Much is being done to understand disease progression in childhood leukemia, especially regarding changes in cytogenetics, immunophenotype, and other prognostic variables. Only one of these two datasets included information on such additional variables as white blood cell count, and in that dataset, white blood cell count did not correlate with NER score or timing of relapse.

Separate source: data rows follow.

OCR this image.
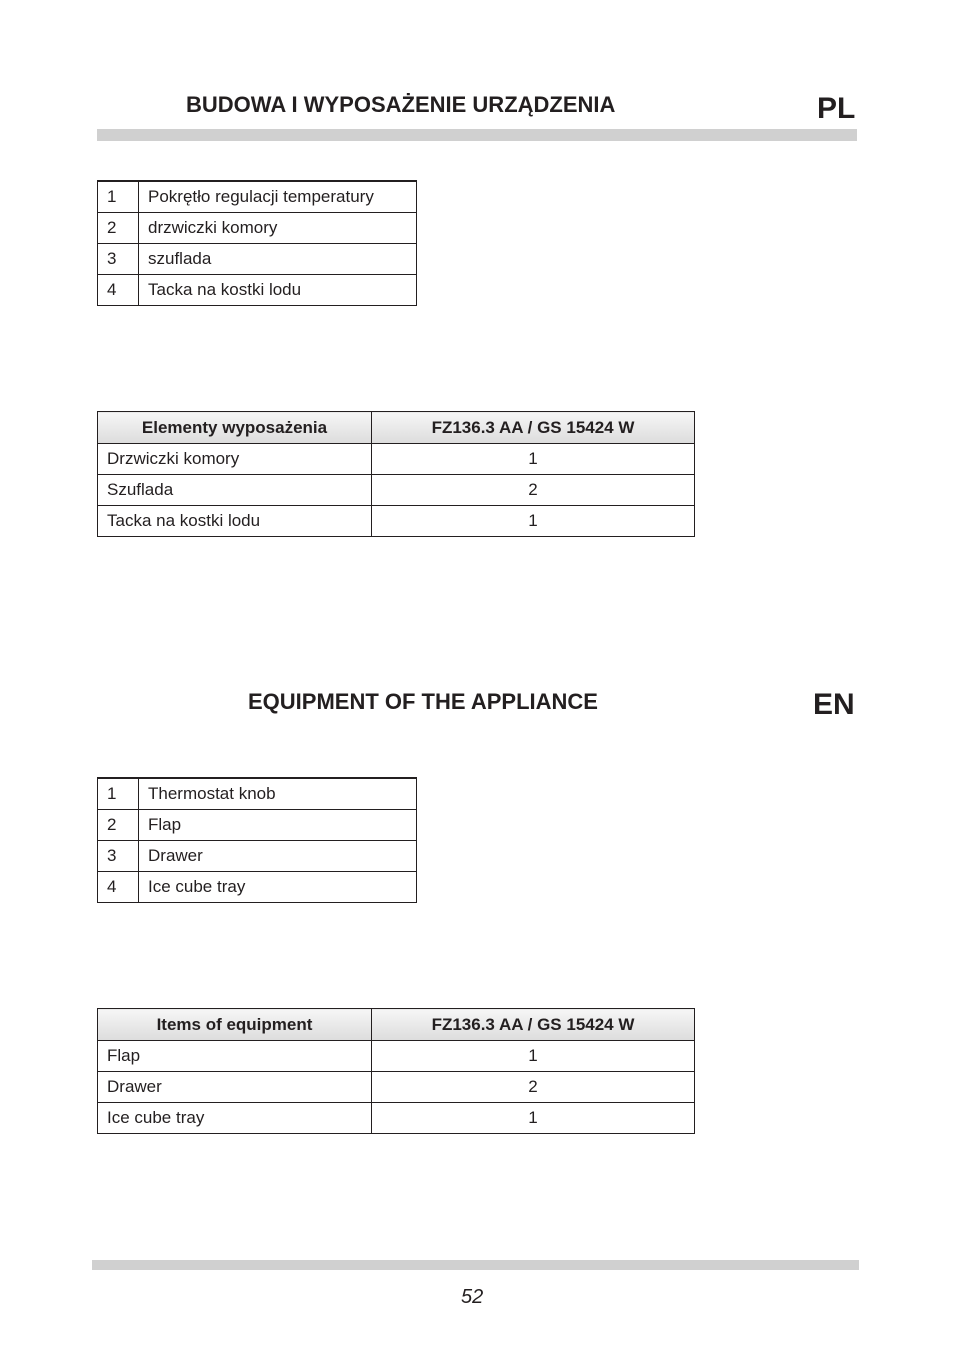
BUDOWA I WYPOSAŻENIE URZĄDZENIA	PL
1	Pokrętło regulacji temperatury
2	drzwiczki komory
3	szuflada
4	Tacka na kostki lodu
Elementy wyposażenia	FZ136.3 AA / GS 15424 W
Drzwiczki komory	1
Szuflada	2
Tacka na kostki lodu	1
EQUIPMENT OF THE APPLIANCE	EN
1	Thermostat knob
2	Flap
3	Drawer
4	Ice cube tray
Items of equipment	FZ136.3 AA / GS 15424 W
Flap	1
Drawer	2
Ice cube tray	1
52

Since T-ALL patients were present in only one of the datasets (meaning we have no validation set for this group), there was a low number of such patients, and they were highly skewed with regard to the time of relapse. We therefore cannot say whether our results apply to this group. Analysis of the Staal data with and without inclusion of the T-ALL subgroup or the combined data with and without these patients does not reveal a clear and consistent pattern. If there is a relationship between NER gene expression and relapse in T-ALL, it may depend on a unique definition of early and late relapse. These results showed that NER plays a role in the relapse timing of precursor-B-ALL, however, our study of these two databases is limited by the low patient number. Our study must be interpreted in the context of this limitation.

Conclusion

The NER gene expression of relapsing precursor-B-ALL children showed distinct results depending on the timing of relapse. This was first analyzed in one publicly available database and then confirmed in a second. Children who relapsed early (< 36 months) have significantly higher NER gene expression than those who relapsed later (≥36 months). This is clinically relevant, as precursor-B-ALL children with higher NER scores at diagnosis are over two times more likely to undergo such early relapse, HR 2.008, 95% CI (1.256–3.211). The NER score may provide a mechanism for “time to remission”, a known prognostic factor in ALL, and a rationale for differential treatment.